Bill Maher: I never actually performed there, but I did go up once to show my support for the medical marijuana movement. I visited the cannabis...
GM: The cafés?
BM: Well, I had a friend who just got out of prison. His name is Tod McCormick. He was in prison for four years for medical marijuana. He was probably the leading advocate and grower, really. And when we passed medical marijuana here in California in 1996 – this is a guy who was cancer-ridden his entire youth and marijuana is what helped him and he wanted to help other people. And of course our brilliant government threw him in jail four years ago. But at the time he was filling me in on what was going on around the world in this movement, and I just wanted to go up there and see for myself. And it was an interesting trip. I enjoyed it.... I remember I saw the, it was either the Gas Clock in Steamtown or the Steam Clock in Gastown.
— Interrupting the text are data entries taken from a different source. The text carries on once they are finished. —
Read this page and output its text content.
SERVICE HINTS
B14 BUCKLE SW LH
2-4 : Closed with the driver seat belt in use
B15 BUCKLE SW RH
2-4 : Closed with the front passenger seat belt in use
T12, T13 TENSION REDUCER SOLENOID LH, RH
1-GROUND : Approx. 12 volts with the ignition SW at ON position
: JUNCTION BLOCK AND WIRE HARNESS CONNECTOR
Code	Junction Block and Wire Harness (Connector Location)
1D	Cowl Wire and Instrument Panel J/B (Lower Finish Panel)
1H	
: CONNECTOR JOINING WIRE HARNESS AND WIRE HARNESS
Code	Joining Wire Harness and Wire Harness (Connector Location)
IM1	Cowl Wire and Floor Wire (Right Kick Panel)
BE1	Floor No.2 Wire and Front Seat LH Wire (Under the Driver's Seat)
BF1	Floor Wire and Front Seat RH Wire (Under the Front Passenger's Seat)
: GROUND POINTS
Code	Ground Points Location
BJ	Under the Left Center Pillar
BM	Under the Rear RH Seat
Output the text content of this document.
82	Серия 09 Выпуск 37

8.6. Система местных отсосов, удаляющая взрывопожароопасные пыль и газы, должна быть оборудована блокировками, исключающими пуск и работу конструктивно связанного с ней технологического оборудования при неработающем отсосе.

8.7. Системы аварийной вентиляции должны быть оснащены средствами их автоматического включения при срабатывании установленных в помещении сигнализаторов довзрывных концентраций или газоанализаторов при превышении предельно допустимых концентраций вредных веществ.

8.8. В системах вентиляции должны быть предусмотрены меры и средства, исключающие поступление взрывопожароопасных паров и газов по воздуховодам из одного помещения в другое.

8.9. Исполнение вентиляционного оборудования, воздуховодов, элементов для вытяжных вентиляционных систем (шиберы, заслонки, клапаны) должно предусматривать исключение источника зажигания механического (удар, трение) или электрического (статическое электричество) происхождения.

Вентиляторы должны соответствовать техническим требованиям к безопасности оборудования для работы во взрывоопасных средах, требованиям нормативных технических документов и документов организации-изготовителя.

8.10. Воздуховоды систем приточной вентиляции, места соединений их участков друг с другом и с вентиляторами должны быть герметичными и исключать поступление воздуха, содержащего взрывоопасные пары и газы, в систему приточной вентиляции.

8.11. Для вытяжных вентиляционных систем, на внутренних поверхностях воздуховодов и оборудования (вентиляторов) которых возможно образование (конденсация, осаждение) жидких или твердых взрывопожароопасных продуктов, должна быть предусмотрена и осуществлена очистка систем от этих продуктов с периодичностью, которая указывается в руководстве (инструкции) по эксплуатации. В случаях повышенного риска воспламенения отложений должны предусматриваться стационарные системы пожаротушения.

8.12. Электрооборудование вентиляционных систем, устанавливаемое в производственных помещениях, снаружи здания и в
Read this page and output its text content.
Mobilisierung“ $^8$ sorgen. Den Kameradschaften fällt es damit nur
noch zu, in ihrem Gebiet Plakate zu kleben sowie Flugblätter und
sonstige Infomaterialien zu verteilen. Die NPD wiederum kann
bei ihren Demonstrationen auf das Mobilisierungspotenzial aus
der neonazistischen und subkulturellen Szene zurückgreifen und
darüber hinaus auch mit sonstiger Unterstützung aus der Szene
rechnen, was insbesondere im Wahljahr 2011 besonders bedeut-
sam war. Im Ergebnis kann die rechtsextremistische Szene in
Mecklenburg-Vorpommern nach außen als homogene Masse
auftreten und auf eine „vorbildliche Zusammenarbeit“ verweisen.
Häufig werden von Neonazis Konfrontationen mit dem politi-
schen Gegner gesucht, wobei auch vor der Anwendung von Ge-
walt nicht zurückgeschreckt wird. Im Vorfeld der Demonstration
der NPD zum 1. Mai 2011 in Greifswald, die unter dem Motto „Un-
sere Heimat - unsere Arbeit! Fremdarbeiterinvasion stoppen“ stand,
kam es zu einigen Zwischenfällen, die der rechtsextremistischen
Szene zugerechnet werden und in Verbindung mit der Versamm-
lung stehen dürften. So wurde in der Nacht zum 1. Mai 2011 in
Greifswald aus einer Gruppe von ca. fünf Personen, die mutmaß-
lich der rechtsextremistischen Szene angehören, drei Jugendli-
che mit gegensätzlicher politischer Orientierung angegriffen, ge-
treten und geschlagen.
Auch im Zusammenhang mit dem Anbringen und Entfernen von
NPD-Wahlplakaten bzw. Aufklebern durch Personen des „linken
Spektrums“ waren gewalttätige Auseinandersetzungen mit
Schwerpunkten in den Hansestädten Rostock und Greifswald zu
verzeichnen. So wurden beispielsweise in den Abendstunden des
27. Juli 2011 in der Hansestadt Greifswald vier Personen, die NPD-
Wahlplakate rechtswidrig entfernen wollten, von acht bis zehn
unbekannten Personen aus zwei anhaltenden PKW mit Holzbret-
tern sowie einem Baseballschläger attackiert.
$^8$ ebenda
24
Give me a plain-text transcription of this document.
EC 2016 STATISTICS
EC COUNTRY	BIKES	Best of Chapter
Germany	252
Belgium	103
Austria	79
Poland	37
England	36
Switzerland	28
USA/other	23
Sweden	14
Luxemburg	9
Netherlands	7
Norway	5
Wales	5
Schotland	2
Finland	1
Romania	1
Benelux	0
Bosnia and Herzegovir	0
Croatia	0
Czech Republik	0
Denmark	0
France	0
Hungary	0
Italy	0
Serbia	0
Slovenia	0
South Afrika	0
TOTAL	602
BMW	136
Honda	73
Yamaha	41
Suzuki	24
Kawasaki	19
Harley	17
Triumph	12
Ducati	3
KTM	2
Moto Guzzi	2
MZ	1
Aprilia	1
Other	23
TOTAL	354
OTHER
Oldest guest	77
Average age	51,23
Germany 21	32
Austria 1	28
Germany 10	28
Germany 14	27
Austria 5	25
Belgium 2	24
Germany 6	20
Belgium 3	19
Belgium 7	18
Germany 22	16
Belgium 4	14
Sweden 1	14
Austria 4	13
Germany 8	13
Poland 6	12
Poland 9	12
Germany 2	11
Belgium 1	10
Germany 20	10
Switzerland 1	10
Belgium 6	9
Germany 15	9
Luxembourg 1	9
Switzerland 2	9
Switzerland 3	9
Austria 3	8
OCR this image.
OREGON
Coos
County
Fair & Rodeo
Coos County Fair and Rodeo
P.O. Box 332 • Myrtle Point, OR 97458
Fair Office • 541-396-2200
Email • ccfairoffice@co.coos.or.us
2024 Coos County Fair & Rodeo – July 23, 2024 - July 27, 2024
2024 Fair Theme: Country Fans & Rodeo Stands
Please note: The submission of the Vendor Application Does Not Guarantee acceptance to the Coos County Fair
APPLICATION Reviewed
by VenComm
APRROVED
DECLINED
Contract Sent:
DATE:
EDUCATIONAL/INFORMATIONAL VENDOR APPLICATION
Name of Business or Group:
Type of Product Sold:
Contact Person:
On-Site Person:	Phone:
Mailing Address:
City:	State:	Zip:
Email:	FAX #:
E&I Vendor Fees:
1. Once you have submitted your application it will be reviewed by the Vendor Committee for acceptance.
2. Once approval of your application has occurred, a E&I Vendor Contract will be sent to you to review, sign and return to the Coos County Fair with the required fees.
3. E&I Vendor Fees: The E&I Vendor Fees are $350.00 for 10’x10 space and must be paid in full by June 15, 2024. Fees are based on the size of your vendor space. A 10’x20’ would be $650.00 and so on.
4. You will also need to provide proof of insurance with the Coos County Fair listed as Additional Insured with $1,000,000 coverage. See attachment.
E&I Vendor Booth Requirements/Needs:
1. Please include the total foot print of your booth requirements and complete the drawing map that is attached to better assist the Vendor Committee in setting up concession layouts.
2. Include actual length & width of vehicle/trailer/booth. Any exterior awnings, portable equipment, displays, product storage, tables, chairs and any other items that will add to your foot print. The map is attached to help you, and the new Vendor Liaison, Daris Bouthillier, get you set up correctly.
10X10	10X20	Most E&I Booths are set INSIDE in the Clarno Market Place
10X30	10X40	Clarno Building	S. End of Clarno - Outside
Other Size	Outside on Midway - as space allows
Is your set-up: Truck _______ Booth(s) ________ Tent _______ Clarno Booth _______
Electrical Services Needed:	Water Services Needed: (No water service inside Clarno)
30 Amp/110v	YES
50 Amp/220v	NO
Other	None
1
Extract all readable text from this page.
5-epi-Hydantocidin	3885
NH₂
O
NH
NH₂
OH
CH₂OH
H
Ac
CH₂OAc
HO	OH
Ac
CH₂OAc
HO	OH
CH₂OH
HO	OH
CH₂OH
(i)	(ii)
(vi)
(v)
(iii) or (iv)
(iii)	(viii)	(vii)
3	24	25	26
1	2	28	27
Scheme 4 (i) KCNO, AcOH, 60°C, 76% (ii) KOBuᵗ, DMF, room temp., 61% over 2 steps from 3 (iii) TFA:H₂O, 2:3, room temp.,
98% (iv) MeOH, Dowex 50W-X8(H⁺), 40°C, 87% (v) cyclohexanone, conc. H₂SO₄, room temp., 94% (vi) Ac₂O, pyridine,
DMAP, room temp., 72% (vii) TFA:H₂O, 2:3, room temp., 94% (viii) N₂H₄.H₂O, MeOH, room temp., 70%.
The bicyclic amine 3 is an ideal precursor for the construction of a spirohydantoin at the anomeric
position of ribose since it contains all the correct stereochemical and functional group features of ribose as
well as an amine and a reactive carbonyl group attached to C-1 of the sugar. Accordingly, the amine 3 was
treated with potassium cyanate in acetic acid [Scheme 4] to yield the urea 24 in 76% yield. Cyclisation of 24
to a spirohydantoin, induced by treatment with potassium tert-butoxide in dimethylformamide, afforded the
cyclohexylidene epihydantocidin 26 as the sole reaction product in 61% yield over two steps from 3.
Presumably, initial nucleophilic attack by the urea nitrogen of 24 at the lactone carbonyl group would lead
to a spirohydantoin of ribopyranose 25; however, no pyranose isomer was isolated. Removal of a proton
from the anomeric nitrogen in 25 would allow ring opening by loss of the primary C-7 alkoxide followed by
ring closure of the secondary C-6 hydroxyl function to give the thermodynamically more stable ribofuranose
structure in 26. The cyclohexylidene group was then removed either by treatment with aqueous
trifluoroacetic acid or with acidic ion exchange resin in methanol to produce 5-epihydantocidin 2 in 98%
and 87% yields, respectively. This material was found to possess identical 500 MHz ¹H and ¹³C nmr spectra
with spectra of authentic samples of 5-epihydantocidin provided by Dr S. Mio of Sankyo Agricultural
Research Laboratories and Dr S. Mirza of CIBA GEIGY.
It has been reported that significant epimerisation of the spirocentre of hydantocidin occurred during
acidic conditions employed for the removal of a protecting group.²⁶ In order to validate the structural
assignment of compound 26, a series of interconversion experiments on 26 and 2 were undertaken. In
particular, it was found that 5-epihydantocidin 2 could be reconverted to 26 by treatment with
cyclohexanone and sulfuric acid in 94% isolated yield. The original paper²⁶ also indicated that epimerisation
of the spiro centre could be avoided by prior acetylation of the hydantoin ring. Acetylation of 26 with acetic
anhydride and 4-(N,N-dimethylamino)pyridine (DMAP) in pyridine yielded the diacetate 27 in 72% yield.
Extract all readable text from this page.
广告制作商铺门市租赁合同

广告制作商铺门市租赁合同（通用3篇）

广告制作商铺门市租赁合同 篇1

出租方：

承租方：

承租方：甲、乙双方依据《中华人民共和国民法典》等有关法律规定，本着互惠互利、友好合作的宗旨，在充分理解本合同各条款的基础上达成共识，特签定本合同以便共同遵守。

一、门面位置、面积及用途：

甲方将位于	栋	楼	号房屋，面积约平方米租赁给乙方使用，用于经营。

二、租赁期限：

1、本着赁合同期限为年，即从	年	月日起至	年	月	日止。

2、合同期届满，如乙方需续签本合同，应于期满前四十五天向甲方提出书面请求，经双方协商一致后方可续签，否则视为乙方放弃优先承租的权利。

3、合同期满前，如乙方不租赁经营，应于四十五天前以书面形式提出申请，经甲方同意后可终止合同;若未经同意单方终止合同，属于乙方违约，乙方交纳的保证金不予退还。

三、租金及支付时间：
GM: The second one... You're known primarily as a comedic political commentator, but I remember you as a young standup on Johnny Carson. Do you think of yourself still primarily as a comedian or has that started to shift?
BM: The thing I love doing... Look, I'm 48 years old. I wouldn't haul my ass out to the airport and get on a plane and travel and go through all the bullshit at the airport – especially these days – if I didn't love doing this more than anything. You do what you're good at. I mean, it's the one thing I can do is to stand on stage. And I give them a really good long bellylaugh-full show now. I do about two hours. I make sure that they come away... Because, you know, comedy tickets aren't cheap these days. And I make sure that they come away thinking, "Wow, when I bought this ticket, I thought, 'That's a little pricey for a comedy, but you know what? We got our money's worth.'"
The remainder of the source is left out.